When the Serpent assures Eve in the first part of Back to Methuselah that "Death is not an unhappy thing when you have learnt how to conquer it," we are puzzled by the implications these words have. For Shaw, at least at that time, death is nothing but a necessary incident in evolution that allows species to survive by avoiding overpopulation. However, that does not mean that we cannot conquer death. As the Serpent puts it,
THE SERPENT. The serpent never dies. Some day you shall see me come out of this beautiful skin, a new snake with a new and lovelier skin. That is birth.

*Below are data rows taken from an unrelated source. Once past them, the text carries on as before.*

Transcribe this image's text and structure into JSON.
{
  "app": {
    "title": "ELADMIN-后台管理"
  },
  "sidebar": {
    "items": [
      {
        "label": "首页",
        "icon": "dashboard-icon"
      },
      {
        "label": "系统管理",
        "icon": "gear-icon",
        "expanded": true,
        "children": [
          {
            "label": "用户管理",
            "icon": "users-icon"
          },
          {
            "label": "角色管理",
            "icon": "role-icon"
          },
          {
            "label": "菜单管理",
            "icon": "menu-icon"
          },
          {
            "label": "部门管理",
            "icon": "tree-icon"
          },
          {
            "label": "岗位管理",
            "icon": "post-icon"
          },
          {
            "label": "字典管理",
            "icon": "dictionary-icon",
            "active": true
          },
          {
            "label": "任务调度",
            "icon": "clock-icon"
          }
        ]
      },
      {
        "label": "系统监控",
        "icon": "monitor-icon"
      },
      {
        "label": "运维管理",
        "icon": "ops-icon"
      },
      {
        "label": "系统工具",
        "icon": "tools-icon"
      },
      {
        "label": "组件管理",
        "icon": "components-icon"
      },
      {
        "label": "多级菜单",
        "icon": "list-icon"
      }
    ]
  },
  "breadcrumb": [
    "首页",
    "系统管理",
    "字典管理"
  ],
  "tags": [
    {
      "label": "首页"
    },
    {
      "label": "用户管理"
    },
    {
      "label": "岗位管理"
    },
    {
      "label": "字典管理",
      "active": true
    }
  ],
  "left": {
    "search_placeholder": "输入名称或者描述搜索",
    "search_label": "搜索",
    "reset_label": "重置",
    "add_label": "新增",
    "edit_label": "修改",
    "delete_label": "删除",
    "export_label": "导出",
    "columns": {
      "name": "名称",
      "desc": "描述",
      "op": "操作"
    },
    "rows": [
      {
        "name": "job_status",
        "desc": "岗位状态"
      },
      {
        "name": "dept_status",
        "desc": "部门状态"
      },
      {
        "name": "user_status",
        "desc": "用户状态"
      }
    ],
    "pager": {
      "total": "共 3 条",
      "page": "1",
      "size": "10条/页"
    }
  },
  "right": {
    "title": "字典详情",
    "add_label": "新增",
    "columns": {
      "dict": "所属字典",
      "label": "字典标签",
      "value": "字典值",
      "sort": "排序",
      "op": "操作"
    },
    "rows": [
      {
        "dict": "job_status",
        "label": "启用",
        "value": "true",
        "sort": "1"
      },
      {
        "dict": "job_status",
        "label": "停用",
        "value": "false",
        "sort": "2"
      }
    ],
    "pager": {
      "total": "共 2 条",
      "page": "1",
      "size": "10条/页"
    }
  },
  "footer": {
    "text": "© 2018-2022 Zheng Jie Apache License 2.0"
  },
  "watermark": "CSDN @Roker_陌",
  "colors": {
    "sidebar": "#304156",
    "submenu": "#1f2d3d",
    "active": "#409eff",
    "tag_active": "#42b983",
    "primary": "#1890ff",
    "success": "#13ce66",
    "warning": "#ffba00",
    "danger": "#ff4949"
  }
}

But the words that triggered this post are to be found in the Preface to Misalliance ("A Treatise on Parents and Children"). Shaw's train of thought to arrive at this conclusion is quite straightforward: If you follow the teachings of Judeochristianity, "if you wish to live for ever you must be wicked enough to be
irretrievably damned, since the saved are no longer what they were, and in hell
alone do people retain their sinful nature: that is to say, their
individuality."
That is why "Death is for many of us the gate of hell; but we are inside on the way out, not outside on the way in. Therefore let us give up telling one another idle stories, and rejoice in death as we rejoice in birth; for without death we cannot be born again; and the man who does not wish to be born again and born better is fit only to represent the City of London in Parliament, or perhaps the university of Oxford."
I particularly enjoy the last bit, don't you?